Akhir-akhir ini aku merasa minder dengan cerita-ceritaku, apalagi cerita yang baru...😢
Tapi tetap terima kasih buat yang udah mau meluangkan waktu kalian untuk baca cerita-ceritaku ya... Apalagi buat yang udah mau komen dan membuatku moodku membaik, terima kasih banyak🙏🏻
Anw, enjoy and happy reading💙
Sorry for the typos.***
"Pak, itu punya siapa?" Andrew yang sudah akan masuk ke dalam mobil, mengurungkan niatnya saat melihat tukang kebun laki-laki yang bekerja di rumah orang tuanya.
Suara yang dikeluarkan pria itu sedikit berbeda dari biasaya. Tetap datar namun ada kebingungan di dalamnya.
Tukang kebun tersebut sedang memegang sebelah sepatu putih dengan motif kupu-kupu di belakangnya. Pria itu juga balas menatap Andrew dengan bingung. "Saya tidak tau, tadi pagi saya menemukannya di semak-semak halaman belakang, tuan."

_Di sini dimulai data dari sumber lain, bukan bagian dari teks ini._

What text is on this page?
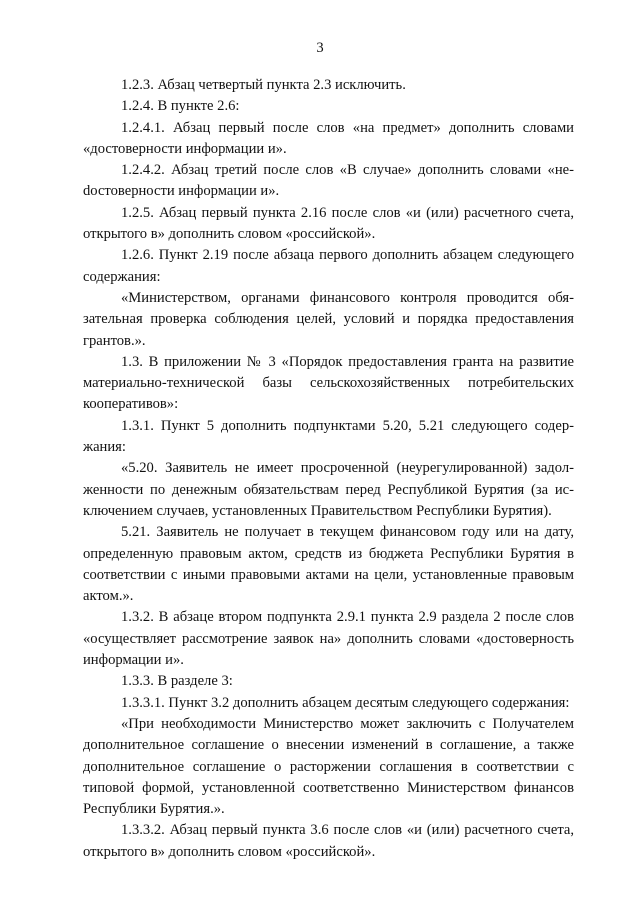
3

1.2.3. Абзац четвертый пункта 2.3 исключить.

1.2.4. В пункте 2.6:

1.2.4.1. Абзац первый после слов «на предмет» дополнить словами «достоверности информации и».

1.2.4.2. Абзац третий после слов «В случае» дополнить словами «неdостоверности информации и».

1.2.5. Абзац первый пункта 2.16 после слов «и (или) расчетного счета, открытого в» дополнить словом «российской».

1.2.6. Пункт 2.19 после абзаца первого дополнить абзацем следующего содержания:

«Министерством, органами финансового контроля проводится обязательная проверка соблюдения целей, условий и порядка предоставления грантов.».

1.3. В приложении № 3 «Порядок предоставления гранта на развитие материально-технической базы сельскохозяйственных потребительских кооперативов»:

1.3.1. Пункт 5 дополнить подпунктами 5.20, 5.21 следующего содержания:

«5.20. Заявитель не имеет просроченной (неурегулированной) задолженности по денежным обязательствам перед Республикой Бурятия (за исключением случаев, установленных Правительством Республики Бурятия).

5.21. Заявитель не получает в текущем финансовом году или на дату, определенную правовым актом, средств из бюджета Республики Бурятия в соответствии с иными правовыми актами на цели, установленные правовым актом.».

1.3.2. В абзаце втором подпункта 2.9.1 пункта 2.9 раздела 2 после слов «осуществляет рассмотрение заявок на» дополнить словами «достоверность информации и».

1.3.3. В разделе 3:

1.3.3.1. Пункт 3.2 дополнить абзацем десятым следующего содержания:

«При необходимости Министерство может заключить с Получателем дополнительное соглашение о внесении изменений в соглашение, а также дополнительное соглашение о расторжении соглашения в соответствии с типовой формой, установленной соответственно Министерством финансов Республики Бурятия.».

1.3.3.2. Абзац первый пункта 3.6 после слов «и (или) расчетного счета, открытого в» дополнить словом «российской».
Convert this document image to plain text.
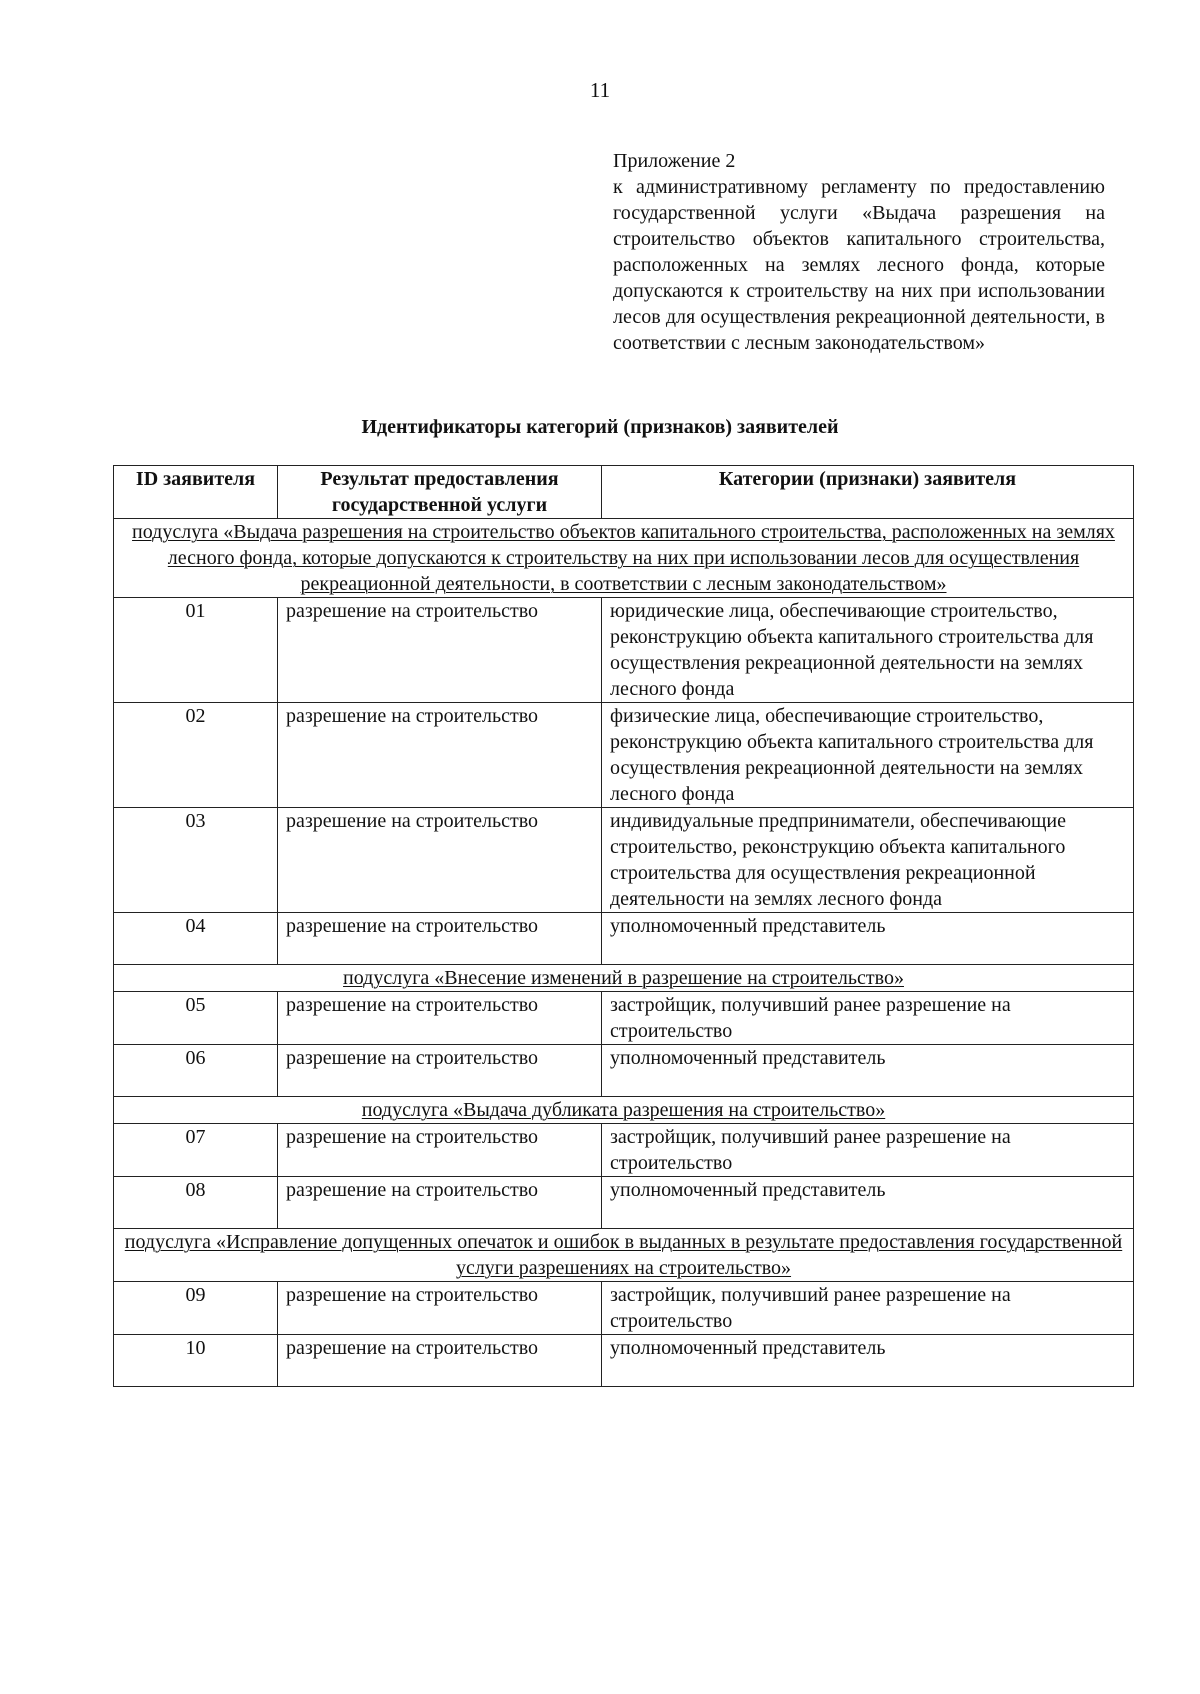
11
Приложение 2
к административному регламенту по предоставлению государственной услуги «Выдача разрешения на строительство объектов капитального строительства, расположенных на землях лесного фонда, которые допускаются к строительству на них при использовании лесов для осуществления рекреационной деятельности, в соответствии с лесным законодательством»
Идентификаторы категорий (признаков) заявителей
ID заявителя	Результат предоставления государственной услуги	Категории (признаки) заявителя
подуслуга «Выдача разрешения на строительство объектов капитального строительства, расположенных на землях лесного фонда, которые допускаются к строительству на них при использовании лесов для осуществления рекреационной деятельности, в соответствии с лесным законодательством»		
01	разрешение на строительство	юридические лица, обеспечивающие строительство, реконструкцию объекта капитального строительства для осуществления рекреационной деятельности на землях лесного фонда
02	разрешение на строительство	физические лица, обеспечивающие строительство, реконструкцию объекта капитального строительства для осуществления рекреационной деятельности на землях лесного фонда
03	разрешение на строительство	индивидуальные предприниматели, обеспечивающие строительство, реконструкцию объекта капитального строительства для осуществления рекреационной деятельности на землях лесного фонда
04	разрешение на строительство	уполномоченный представитель
подуслуга «Внесение изменений в разрешение на строительство»		
05	разрешение на строительство	застройщик, получивший ранее разрешение на строительство
06	разрешение на строительство	уполномоченный представитель
подуслуга «Выдача дубликата разрешения на строительство»		
07	разрешение на строительство	застройщик, получивший ранее разрешение на строительство
08	разрешение на строительство	уполномоченный представитель
подуслуга «Исправление допущенных опечаток и ошибок в выданных в результате предоставления государственной услуги разрешениях на строительство»		
09	разрешение на строительство	застройщик, получивший ранее разрешение на строительство
10	разрешение на строительство	уполномоченный представитель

"Berikan padaku," ujarnya dengan nada yang sudah kembali datar.
Tanpa bertanya apa pun lagi, tukang kebun tersebut langsung memberikan sepatu itu dengan patuh.
Andrew yang tadinya sudah akan berangkat ke kantor, kembali ke dalam rumah sambil membawa sepatu dekil itu. Untungnya keadaan rumah sedang sepi sehingga ia tidak perlu repot-repot menjelaskan pada Papa atau Mamanya alasan dirinya belum berangkat.
Pria itu masuk ke dalam kamarnya dan meletakan sepatu tersebut di atas nakas. Ia duduk di tempat tidur empuknya tanpa melepaskan pandangan dari sepatu yang ia tendang semalam.
"Jadi kemarin dia tidak bisa menemukan sebelah sepatunya ya." Andrew mendengus geli ketika membayangkan gadis itu mengerang dan mengumpatinya dengan kesal. Pipi putihnya pasti diwarnai rona kemerahan lagi seperti kemarin malam.
Pria itu suka membuat dan melihat gadis itu marah. Sangat ekspresif dan tanpa kepura-puraan seperti gadis lainnya.
Ia harus bertanya pada Mamanya nanti siapa gadis bernama 'Ella' itu. Sekarang ia harus berangkat ke kantor sebelum Papanya memarahinya seharian penuh.
***
"Kerjakan ulang semuanya dari awal."
"Besok pel lantai ruanganku dua kali sampai mengkilat jika gajimu ingin kunaikan."
"Ganti meja ini dengan yang lebih mahal."
"Batalkan perjanjiannya."
Entah kenapa rasanya hari ini seluruh karyawannya selalu membuat kesalahan, atau itu karena dia saja yang ingin cepat-cepat pulang?
Entahlah, yang pasti Andrew merasa kesal sepanjang hari ini. Ia merasa bosan akan rutinitasnya secara tiba-tiba. Pria itu menginginkan sesuatu yang... berbeda.
Akhirnya karena sudah tidak bisa bersabar lagi, Andrew pun meraih ponsel dan menelepon Mamanya. Ia menunggu sambungan hingga akhirnya suara merdu Mamanya mengalun lembut.
"Halo, sayang? Tumben sekali kamu menelepon Mama. Ada apa, hm?"
Tanpa basa-basi, Andrew langsung bertanya pada intinya dengan nada datar. "Siapa teman Mama yang punya anak bernama 'Ella'?"
Tentu saja wanita itu berdecak kesal karena anaknya tidak membalas sapaannya terlebih dahulu. Dasar anak durhaka.
"Ella siapa? Gabriella, Drizella, Isabella, banyak yang bernama Ella, Drew."
Andrew menghela napas frustasi, ia tidak menanyakan nama panjang gadis itu karena pertemuan mereka kemarin memang kurang menyenangkan. Bukan saat yang tepat untuk berkenalan. "Aku tidak tau, Ma."